If you’ve been hearing the phrase “B Corp Month” this March and you’re like B—what? Don’t worry, you're not alone. We’re sitting down with one of our co-founders, Justine Barber, who explains what a B Corp is, why they’re important and how Poppy Barley became one.
What is a B Corp?
B Corp is short for Benefit Corporation. Benefits Corporations are a new type of business legally required to balance purpose and profit. To become a certified B Corp, a company must first submit to an independent assessment of its social and environmental performance, accountability and transparency. If the company scores high enough, it must then incorporate its social or environmental mission into its governance articles in order to be certified. The certification process includes a questionnaire, interview and audit. Well-known B Corp companies you may have heard of are Patagonia, Warby Parker, Ben & Jerry’s, All Birds and Eileen Fisher.
Why is becoming a B Corp important?For one, it’s a way to prevent greenwashing. A lot of words—like ethical or sustainable—are subjective to your values and don’t have a clear definition. As such, they can be manipulated by brands. As a consumer, you probably don’t have the time to deep dive into every company calling itself sustainable to figure out if it's legit. By having a non-for-profit create and oversee the assessment, the “B Corp” label has become for ethical businesses what the Canada Organic Label is for food. Consumers can trust the label because it is backed by consistently high standards and independent verification. Secondly, B Corps are new types of businesses designed to be part of the solution to solving the world’s problems—not the other way around. When I went to university, back in the early to mid-2000s, I was taught a business existed to maximize quarterly profit for its shareholders’ full stop. The environment, suppliers, employees and the community weren’t relevant AND considering them instead of profit maximization was considered a breach of your fiduciary duty to the business. Basically, most businesses had a single purpose—and that was to make money.
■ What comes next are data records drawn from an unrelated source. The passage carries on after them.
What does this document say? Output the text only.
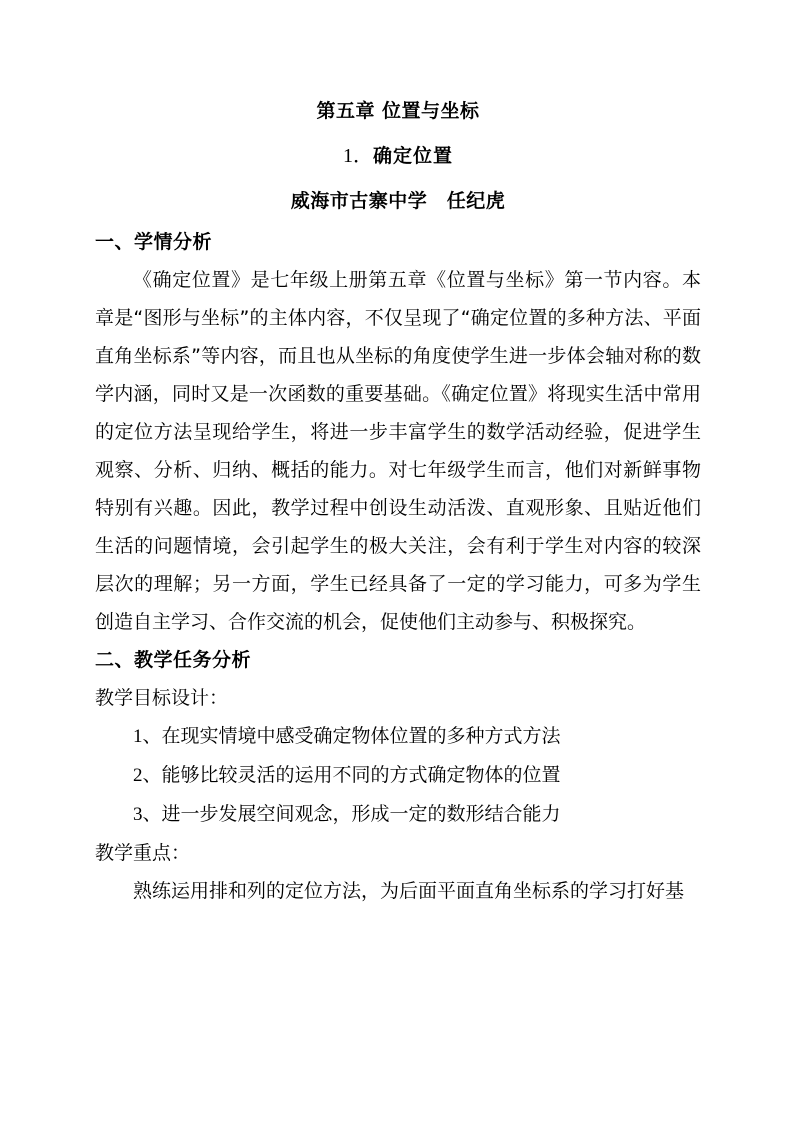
第五章 位置与坐标
1．确定位置

威海市古寨中学　任纪虎

一、学情分析

《确定位置》是七年级上册第五章《位置与坐标》第一节内容。本章是“图形与坐标”的主体内容，不仅呈现了“确定位置的多种方法、平面直角坐标系”等内容，而且也从坐标的角度使学生进一步体会轴对称的数学内涵，同时又是一次函数的重要基础。《确定位置》将现实生活中常用的定位方法呈现给学生，将进一步丰富学生的数学活动经验，促进学生观察、分析、归纳、概括的能力。对七年级学生而言，他们对新鲜事物特别有兴趣。因此，教学过程中创设生动活泼、直观形象、且贴近他们生活的问题情境，会引起学生的极大关注，会有利于学生对内容的较深层次的理解；另一方面，学生已经具备了一定的学习能力，可多为学生创造自主学习、合作交流的机会，促使他们主动参与、积极探究。

二、教学任务分析

教学目标设计：

1、在现实情境中感受确定物体位置的多种方式方法

2、能够比较灵活的运用不同的方式确定物体的位置

3、进一步发展空间观念，形成一定的数形结合能力

教学重点：

熟练运用排和列的定位方法，为后面平面直角坐标系的学习打好基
B Corps, on the other hand, say businesses also need to consider the environment, their community, suppliers and employees in decision making—and balance their needs against the need to make a profit. This is a powerful shift that helps harness the power of business for good. Lastly, being B Corp certified is useful because it helps provide a roadmap to businesses like ours on how to become a more ethical and sustainable business. Disparate initiatives like switching to recycled packaging, donating 1% of sales back to our communities and increasing our professional development budgets all trace back, in part, to ideas from our B Corp application.
How did Poppy Barley become a B Corp?We were inspired to start Poppy Barley because we believed we could start a business that also had a purpose—so this certification seemed inevitable. Yet, the truth is, it took us a couple of years to achieve the certification (only 30% of companies that apply are successful). From the beginning, Poppy Barley has focused on ethical manufacturing, ensuring every human from the factory to the retail floor makes a living wage. Becoming a B Corp has both pushed us to do more and given us ideas on how we can do better. This month—and every month—we are very proud to call Poppy Barley a Certified Benefit Corporation! For a directory of Benefit Corporations click here.
Facts about going B:
- B Corps in Canada are 51% more likely to have a board of directors where the majority of the members are from underserved groups (women or individuals from chronically underemployed communities) in comparison to Ordinary Businesses in Canada.
- B Corps in Canada are 3.5 times more likely to have a supplier code of conduct.
- B Corps in Canada are 97% more likely to have a formal standing commitment to donate a significant portion of sales/profits/ownership to charitable causes in comparison to Ordinary Businesses in Canada.
- Employees from B Corps in Canada are 45% more likely to be highly satisfied with work in comparison to Ordinary Businesses in Canada.
- B Corps in Canada are 2.9 times more likely to have a formal process to reduce its generation of waste in comparison to Ordinary Businesses in Canada.
- B Corps in Canada are 1.5 times more likely to have 20+ hours/year of paid time off for volunteering in comparison to Ordinary Businesses in Canada.
- B Corps in Canada are 3.1 times more likely to have 1-120 days of paid maternity leave in comparison to Ordinary Businesses in Canada.